Шквал аплодисментов был наградой Сьюзен за ее выступление. Только в одном сердце промелькнуло легкое сожаление. Девушка, которой он не дал разбиться, оказалась парижской стриптизершей. Чувствовать на своем теле сотни взглядов — привычное для нее ощущение. Неудивительно, что она без всякого стыда прилюдно стояла перед ним в одних трусиках. Шевельнувшееся в его сердце чувство было настолько мимолетным, что он даже не зафиксировал на нем внимания и весь подпал под очарование мастерства, с которым девушка исполнила танец.
Вот и все! Но по крайней мере теперь он меня запомнит, думала Сьюзен, пробираясь между столиками к своему месту и на ходу натягивая на себя платье.
— Ты с ума сошла! Опозорила нас, — зашипели на нее в унисон Джон и Дороти, когда Сьюзен подошла к ним. — Надо немедленно уходить!

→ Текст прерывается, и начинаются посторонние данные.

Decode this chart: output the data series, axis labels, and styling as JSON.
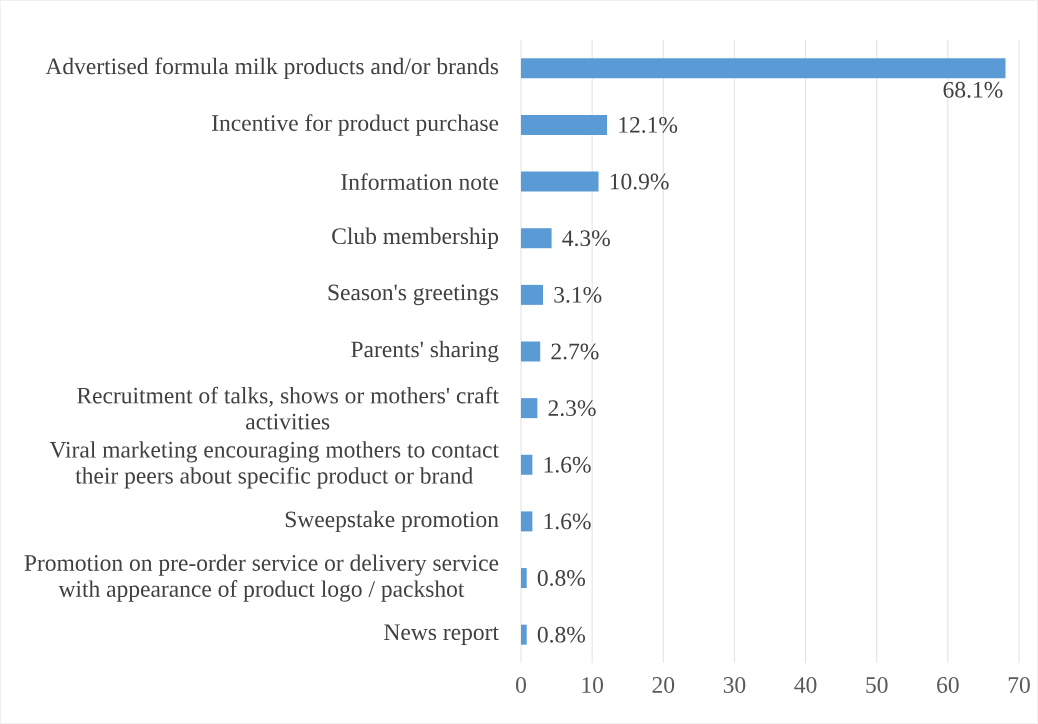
{
  "chart_data": {
    "type": "bar",
    "orientation": "horizontal",
    "categories": [
      "Advertised formula milk products and/or brands",
      "Incentive for product purchase",
      "Information note",
      "Club membership",
      "Season's greetings",
      "Parents' sharing",
      "Recruitment of talks, shows or mothers' craft activities",
      "Viral marketing encouraging mothers to contact their peers about specific product or brand",
      "Sweepstake promotion",
      "Promotion on pre-order service or delivery service with appearance of product logo / packshot",
      "News report"
    ],
    "values": [
      68.1,
      12.1,
      10.9,
      4.3,
      3.1,
      2.7,
      2.3,
      1.6,
      1.6,
      0.8,
      0.8
    ],
    "value_labels": [
      "68.1%",
      "12.1%",
      "10.9%",
      "4.3%",
      "3.1%",
      "2.7%",
      "2.3%",
      "1.6%",
      "1.6%",
      "0.8%",
      "0.8%"
    ],
    "color": "#5b9bd5",
    "xlim": [
      0,
      70
    ],
    "xticks": [
      0,
      10,
      20,
      30,
      40,
      50,
      60,
      70
    ],
    "grid": "x"
  }
}
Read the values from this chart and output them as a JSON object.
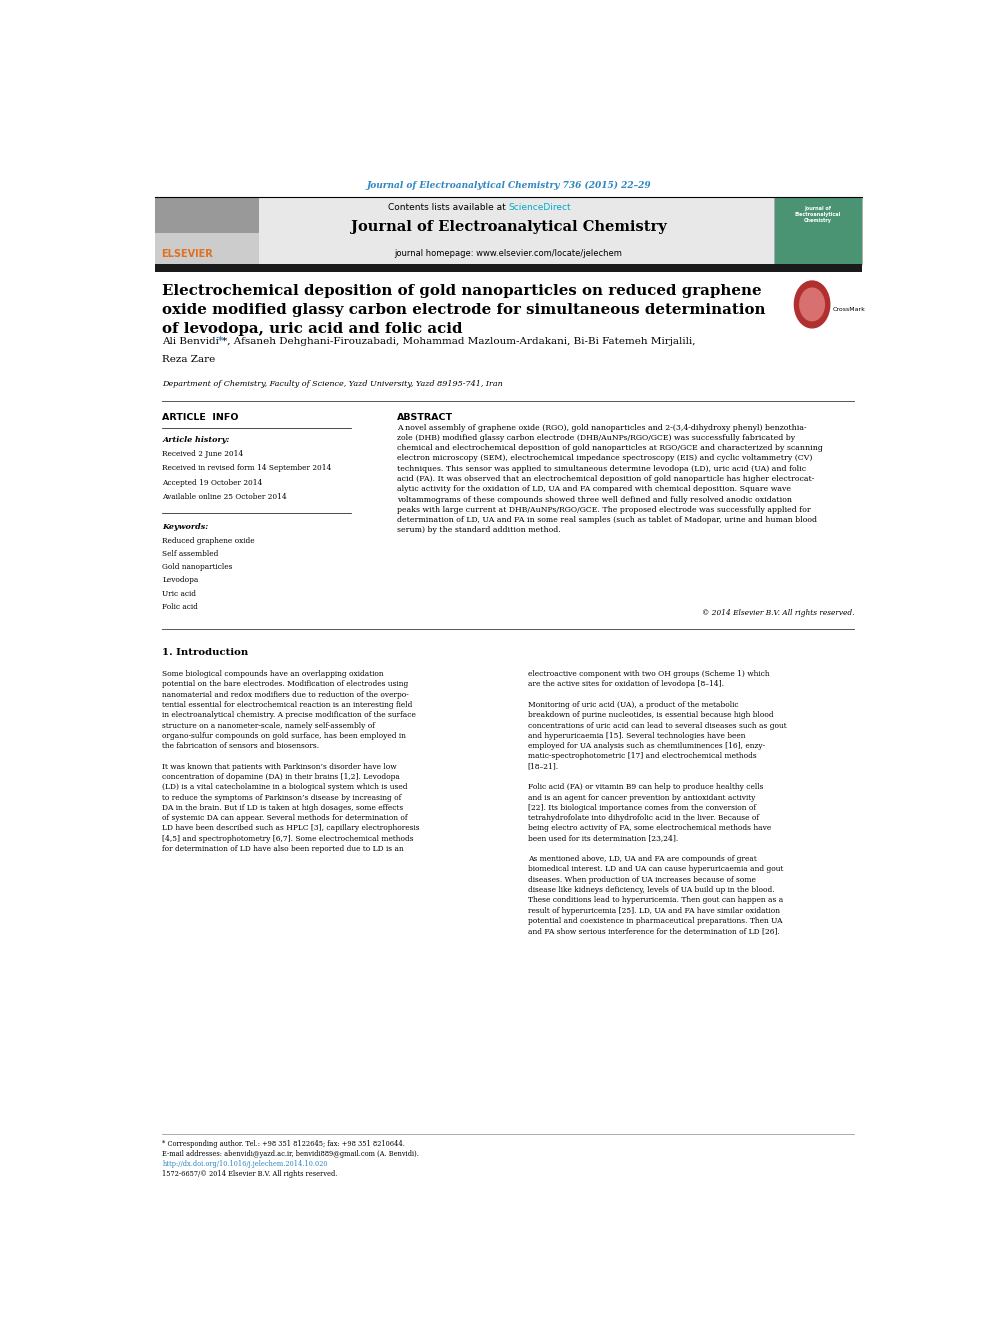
{
  "page_width": 9.92,
  "page_height": 13.23,
  "background_color": "#ffffff",
  "top_journal_ref": "Journal of Electroanalytical Chemistry 736 (2015) 22–29",
  "top_journal_ref_color": "#2e86c1",
  "contents_text": "Contents lists available at ",
  "sciencedirect_text": "ScienceDirect",
  "sciencedirect_color": "#00aacc",
  "journal_name": "Journal of Electroanalytical Chemistry",
  "journal_homepage": "journal homepage: www.elsevier.com/locate/jelechem",
  "header_bg": "#e8e8e8",
  "black_bar_color": "#1a1a1a",
  "elsevier_color": "#e07020",
  "thumb_color": "#4a9474",
  "article_title": "Electrochemical deposition of gold nanoparticles on reduced graphene\noxide modified glassy carbon electrode for simultaneous determination\nof levodopa, uric acid and folic acid",
  "authors_line1": "Ali Benvidi *, Afsaneh Dehghani-Firouzabadi, Mohammad Mazloum-Ardakani, Bi-Bi Fatemeh Mirjalili,",
  "authors_line2": "Reza Zare",
  "affiliation": "Department of Chemistry, Faculty of Science, Yazd University, Yazd 89195-741, Iran",
  "article_info_title": "ARTICLE  INFO",
  "abstract_title": "ABSTRACT",
  "article_history_label": "Article history:",
  "history_items": [
    "Received 2 June 2014",
    "Received in revised form 14 September 2014",
    "Accepted 19 October 2014",
    "Available online 25 October 2014"
  ],
  "keywords_label": "Keywords:",
  "keywords": [
    "Reduced graphene oxide",
    "Self assembled",
    "Gold nanoparticles",
    "Levodopa",
    "Uric acid",
    "Folic acid"
  ],
  "abstract_text": "A novel assembly of graphene oxide (RGO), gold nanoparticles and 2-(3,4-dihydroxy phenyl) benzothia-\nzole (DHB) modified glassy carbon electrode (DHB/AuNPs/RGO/GCE) was successfully fabricated by\nchemical and electrochemical deposition of gold nanoparticles at RGO/GCE and characterized by scanning\nelectron microscopy (SEM), electrochemical impedance spectroscopy (EIS) and cyclic voltammetry (CV)\ntechniques. This sensor was applied to simultaneous determine levodopa (LD), uric acid (UA) and folic\nacid (FA). It was observed that an electrochemical deposition of gold nanoparticle has higher electrocat-\nalytic activity for the oxidation of LD, UA and FA compared with chemical deposition. Square wave\nvoltammograms of these compounds showed three well defined and fully resolved anodic oxidation\npeaks with large current at DHB/AuNPs/RGO/GCE. The proposed electrode was successfully applied for\ndetermination of LD, UA and FA in some real samples (such as tablet of Madopar, urine and human blood\nserum) by the standard addition method.",
  "copyright": "© 2014 Elsevier B.V. All rights reserved.",
  "sec1_title": "1. Introduction",
  "intro_col1": "Some biological compounds have an overlapping oxidation\npotential on the bare electrodes. Modification of electrodes using\nnanomaterial and redox modifiers due to reduction of the overpo-\ntential essential for electrochemical reaction is an interesting field\nin electroanalytical chemistry. A precise modification of the surface\nstructure on a nanometer-scale, namely self-assembly of\norgano-sulfur compounds on gold surface, has been employed in\nthe fabrication of sensors and biosensors.\n\nIt was known that patients with Parkinson’s disorder have low\nconcentration of dopamine (DA) in their brains [1,2]. Levodopa\n(LD) is a vital catecholamine in a biological system which is used\nto reduce the symptoms of Parkinson’s disease by increasing of\nDA in the brain. But if LD is taken at high dosages, some effects\nof systemic DA can appear. Several methods for determination of\nLD have been described such as HPLC [3], capillary electrophoresis\n[4,5] and spectrophotometry [6,7]. Some electrochemical methods\nfor determination of LD have also been reported due to LD is an",
  "intro_col2": "electroactive component with two OH groups (Scheme 1) which\nare the active sites for oxidation of levodopa [8–14].\n\nMonitoring of uric acid (UA), a product of the metabolic\nbreakdown of purine nucleotides, is essential because high blood\nconcentrations of uric acid can lead to several diseases such as gout\nand hyperuricaemia [15]. Several technologies have been\nemployed for UA analysis such as chemiluminences [16], enzy-\nmatic-spectrophotometric [17] and electrochemical methods\n[18–21].\n\nFolic acid (FA) or vitamin B9 can help to produce healthy cells\nand is an agent for cancer prevention by antioxidant activity\n[22]. Its biological importance comes from the conversion of\ntetrahydrofolate into dihydrofolic acid in the liver. Because of\nbeing electro activity of FA, some electrochemical methods have\nbeen used for its determination [23,24].\n\nAs mentioned above, LD, UA and FA are compounds of great\nbiomedical interest. LD and UA can cause hyperuricaemia and gout\ndiseases. When production of UA increases because of some\ndisease like kidneys deficiency, levels of UA build up in the blood.\nThese conditions lead to hyperuricemia. Then gout can happen as a\nresult of hyperuricemia [25]. LD, UA and FA have similar oxidation\npotential and coexistence in pharmaceutical preparations. Then UA\nand FA show serious interference for the determination of LD [26].",
  "footer_text1": "* Corresponding author. Tel.: +98 351 8122645; fax: +98 351 8210644.",
  "footer_text2": "E-mail addresses: abenvidi@yazd.ac.ir, benvidi889@gmail.com (A. Benvidi).",
  "footer_doi": "http://dx.doi.org/10.1016/j.jelechem.2014.10.020",
  "footer_issn": "1572-6657/© 2014 Elsevier B.V. All rights reserved."
}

Джон схватил ее за руку. Так, ведомая женихом и сопровождаемая сестрой, Сьюзен покинула кабаре под восхищенные восклицания мужчин и их веселое улюлюканье. В вестибюле пытающуюся поскорее исчезнуть троицу нагнал владелец заведения, одетый в тон со своим кабаре — во все серебряное, начиная от очков и заканчивая туфлями.
— Если мадемуазель желает, я заключу с ней контракт. Любые ваши условия, мадемуазель. У вас талант, я готов…
Серебряному месье не дали закончить.
— Мадемуазель если и желает, то только хорошей трепки, — на странной смеси французского и английского заявил Джон ошарашенному владельцу кабаре.
В гостинице Сьюзен пришлось выслушать лекцию на тему: «Что может позволить себе приличная английская девушка и что она делать не должна ни при каких обстоятельствах». Сьюзен равнодушно слушала и вспоминала одно-единственное мгновение. Уволакиваемая Джоном, она видела движение, с которым рванулся к ней незнакомец. Вероятно, его дама оказалась такая же проворная, как и ее жених. Она не дала возможности незнакомцу догнать ее.
— Ты даже не представляешь, как быстро распространяются слухи. В этом кабаре любят бывать американцы. А у меня много связей по ту сторону океана. Что скажут обо мне партнеры? — всплескивал руками Джон, бегая по гостиничному номеру.